Ford v Seymour-Williams [19.02.21] saw a success for the defendant in the High Court in a case centred on the Animals Act 1971 (the Act).
The claim arose from a hunting accident in September 2018. The claimant, an experienced horsewoman who has been riding since she was seven years old, was an employee of the defendant and was riding a horse which was kept at the defendant’s premises. During a cubbing meet, the horse began showing a reluctance to move forwards and although the horse momentarily recovered, it suddenly reared and fell backwards onto the claimant. As a result, the claimant sustained severe injuries and the horse died about five or six minutes later.
The claimant brought a claim against her former employer, pursuing damages for her injuries and consequential losses under the strict liability rule in Section 2 (2) of the Act.

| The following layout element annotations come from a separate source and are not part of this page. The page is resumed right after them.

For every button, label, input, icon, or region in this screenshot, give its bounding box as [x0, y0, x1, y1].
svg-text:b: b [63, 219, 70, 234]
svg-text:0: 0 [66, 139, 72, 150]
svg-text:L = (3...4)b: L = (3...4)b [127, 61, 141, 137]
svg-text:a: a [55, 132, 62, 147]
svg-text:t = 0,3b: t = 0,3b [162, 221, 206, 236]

The experts whose evidence was relied upon, were unable to determine the exact cause of the horse’s death, instead agreeing that the cause will never be known. The two possibilities were:
- A cardiovascular catastrophe leading to the horse napping and rearing due to a ‘feeling’ that something was wrong; or
- The horse misbehaving and unexpectedly rearing and possibly sustaining a whiplash-type fracture to the base of its scull when falling to the ground.
The main area of contention was whether this accident could be caught by Section 2(2)(b) of the Act which states: “the likelihood of the damage or of its being severe was due to characteristics of the animal which are not normally found in animals of the same species or are not normally so found except at particular times or in particular circumstances.”
The claimant’s argument was that it does not matter whether the horse reared as a result of a “cardiovascular event or simply out of disobedience”. Rather, the defendant had knowledge that horses can rear in either of those circumstances and that is sufficient to satisfy the terms of Section 2(2) which imposes strict liability for damage caused by animals which do not themselves belong to a dangerous species. Furthermore, the defendant could not rely upon the statutory defence of voluntary acceptance of risk as the claimant was an employee of the defendant on the day of the unfortunate accident.
The defendant’s counter-argument was that the scope of the Act should not be further broadened which would be the inevitable outcome if the claimant succeeded on the basis of mere possibilities. It was the defendant’s case that the most likely cause of the horse’s death was a cardiovascular catastrophe which cannot amount to characteristic behaviour, as required by the Act. Support from previous case law was raised to support the defence which outlined that both described and repeatable behaviour is necessary.
Further, supporting the argument that the strict liability criteria of Section 2(2) of the Act had not been satisfied, the defendant’s counsel advanced that the third limb of Section 2(2) of the Act, the ‘knowledge test’, had not been met. Indeed, where the veterinary experts were unfamiliar with a horse rearing in the midst of a cardiovascular catastrophe, then the defendant could not be attributed with knowledge. Counsel for the claimant disagreed, submitting that the defendant has a broad knowledge that horses can rear for any reason.
Having heard the arguments advanced by the parties, Michael Kent QC sitting as a Deputy High Court Judge, favoured the submissions on behalf of the defendant on the construction of the Act. The claim was ultimately dismissed.